THEO VAN GOGH ZEITZEICHEN: DIE BRÜSSELER EU ALS PURE GELDQUELLE UND IN AUFLÖSUNG !
Wahlkampf in Polen : Abschied von Europa
- Ein Kommentar von Nikolas Busse FAZ – 04.01.2023-08:21
Der polnische Ministerpräsident Morawiecki fordert die Wiedereinführung der Todesstrafe. Die geistige Gesellschaft, in die sich die PiS immer wieder begibt, ist die, vor der sie sonst ständig warnt.
Die polnische Regierungspartei PiS muss angesichts der anstehenden Wahlen im Herbst sehr um ihre Macht fürchten, wenn sie schon wieder die nächste Breitseite gegen eine europäische Errungenschaft abfeuert. Das Verbot der Todesstrafe, das in allen Mitgliedstaaten des Europarats gilt, war aus gutem Grund eine wichtige Voraussetzung für den Beitritt Polens (und anderer osteuropäischer Staaten) zur EU.

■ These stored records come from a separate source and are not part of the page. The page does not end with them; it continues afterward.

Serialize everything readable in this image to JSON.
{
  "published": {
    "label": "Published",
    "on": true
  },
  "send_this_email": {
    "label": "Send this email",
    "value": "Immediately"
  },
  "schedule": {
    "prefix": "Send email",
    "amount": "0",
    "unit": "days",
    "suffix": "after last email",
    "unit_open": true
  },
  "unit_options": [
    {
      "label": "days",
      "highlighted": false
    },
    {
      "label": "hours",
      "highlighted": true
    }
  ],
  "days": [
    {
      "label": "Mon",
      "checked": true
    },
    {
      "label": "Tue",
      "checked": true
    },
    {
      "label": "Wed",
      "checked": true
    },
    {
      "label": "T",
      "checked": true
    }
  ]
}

Staatliche Hinrichtungen passen nicht auf einen zivilisierten und demokratischen Kontinent – nicht einmal für die schlimmsten Verbrechen, wie es Ministerpräsident Mateusz Morawiecki nun fordert. Dass er selbst darauf hinweist, dass die katholische Kirche gegen diese archaische Form der Bestrafung ist, zeigt, dass Kaczynskis Truppe im Zweifel gegen jeden ins Feld zieht.
Medwedjew fordert Wiederanwendung
Der weiter ungelöste Streit mit der EU-Kommission über die Rechtsstaatlichkeit, Reparationsforderungen an Deutschland, nun die Infragestellung eines strafrechtlichen und weltanschaulichen Kerns der europäischen Einigung – man fragt sich, wie sehr sich Polens Regierung gedanklich schon von ihren Partnern entfernt hat.

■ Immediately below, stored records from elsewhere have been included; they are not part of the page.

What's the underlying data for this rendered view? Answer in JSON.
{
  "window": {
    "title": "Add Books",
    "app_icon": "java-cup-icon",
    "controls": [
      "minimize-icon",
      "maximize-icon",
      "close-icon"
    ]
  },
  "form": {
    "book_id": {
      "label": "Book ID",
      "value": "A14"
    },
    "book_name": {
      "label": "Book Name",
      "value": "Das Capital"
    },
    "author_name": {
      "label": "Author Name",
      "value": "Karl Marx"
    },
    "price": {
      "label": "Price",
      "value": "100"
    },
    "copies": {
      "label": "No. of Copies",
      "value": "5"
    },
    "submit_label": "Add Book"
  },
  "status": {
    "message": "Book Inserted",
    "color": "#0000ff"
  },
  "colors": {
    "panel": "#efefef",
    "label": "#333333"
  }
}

Wer so redet und handelt, der scheint in der EU nicht viel mehr als eine Geldquelle zu sehen. Die geistige Gesellschaft, in die sich die PiS immer wieder begibt, ist die, vor der sie sonst ständig warnt: In Russland hat sich der frühere Präsident Dmitrij Medwedjew kürzlich dafür ausgesprochen, die Todesstrafe wieder anzuwenden.